Publication year - 2017
Publication title -
journal of inherited metabolic disease
Language(s) - English
Resource type - Journals
SCImago Journal Rank - 1.462
H-Index - 102
eISSN - 1573-2665
pISSN - 0141-8955
DOI - 10.1007/s10545-017-0057-z
Subject(s) - medicine , pediatrics , neutropenia , toxicity
Recently, CLPB deficiency has been shown to cause a genetic syndrome with cataracts, neutropenia, and 3‐methylglutaconic aciduria. Surprisingly, the neurological presentation ranges from completely unaffected to patients with virtual absence of development. Muscular hypo‐ and hypertonia, movement disorder and progressive brain atrophy are frequently reported. We present the foetal, peri‐ and neonatal features of 31 patients, of which five are previously unreported, using a newly developed clinical severity scoring system rating the clinical, metabolic, imaging and other findings weighted by the age of onset. Our data are illustrated by foetal and neonatal videos.

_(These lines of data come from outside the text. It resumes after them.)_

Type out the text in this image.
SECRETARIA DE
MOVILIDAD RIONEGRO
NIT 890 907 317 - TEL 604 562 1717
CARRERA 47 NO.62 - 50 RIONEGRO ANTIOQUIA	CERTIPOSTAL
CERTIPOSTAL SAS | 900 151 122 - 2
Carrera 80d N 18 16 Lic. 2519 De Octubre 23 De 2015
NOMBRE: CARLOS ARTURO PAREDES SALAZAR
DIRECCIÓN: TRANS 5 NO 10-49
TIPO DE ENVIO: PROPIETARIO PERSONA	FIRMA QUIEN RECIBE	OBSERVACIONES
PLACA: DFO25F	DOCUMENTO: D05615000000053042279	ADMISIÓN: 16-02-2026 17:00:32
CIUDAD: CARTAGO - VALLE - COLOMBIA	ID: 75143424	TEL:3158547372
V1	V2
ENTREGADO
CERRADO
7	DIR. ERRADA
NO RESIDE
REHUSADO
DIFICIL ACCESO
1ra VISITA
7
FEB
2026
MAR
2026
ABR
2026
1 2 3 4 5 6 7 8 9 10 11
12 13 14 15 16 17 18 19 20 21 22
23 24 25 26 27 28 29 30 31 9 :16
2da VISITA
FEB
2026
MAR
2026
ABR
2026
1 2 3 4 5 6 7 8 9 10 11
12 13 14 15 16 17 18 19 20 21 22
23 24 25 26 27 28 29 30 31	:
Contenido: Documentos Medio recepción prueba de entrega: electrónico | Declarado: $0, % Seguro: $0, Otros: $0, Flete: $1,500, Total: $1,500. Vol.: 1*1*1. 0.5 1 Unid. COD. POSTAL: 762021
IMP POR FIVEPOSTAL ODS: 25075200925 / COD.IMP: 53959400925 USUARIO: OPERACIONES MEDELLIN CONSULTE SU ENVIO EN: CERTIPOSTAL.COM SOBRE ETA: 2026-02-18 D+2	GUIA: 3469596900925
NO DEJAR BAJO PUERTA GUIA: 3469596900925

The patients were classified as having a mild ( n = 4), moderate ( n = 13) or severe ( n = 14) disease phenotype. The most striking feature of the severe subtype was the neonatal absence of voluntary movements in combination with ventilator dependency and hyperexcitability. The foetal and neonatal presentation mirrored the course of disease with respect to survival (current median age 17.5 years in the mild group, median age of death 35 days in the severe group), severity and age of onset of all findings evaluated. CLPB deficiency should be considered in neonates with absence of voluntary movements, respiratory insufficiency and swallowing problems, especially if associated with 3‐methylglutaconic aciduria, neutropenia and cataracts. Being an important differential diagnosis of hyperekplexia (exaggerated startle responses), we advise performing urinary organic acid analysis, blood cell counts and ophthalmological examination in these patients. The neonatal presentation of CLPB deficiency predicts the course of disease in later life, which is extremely important for counselling.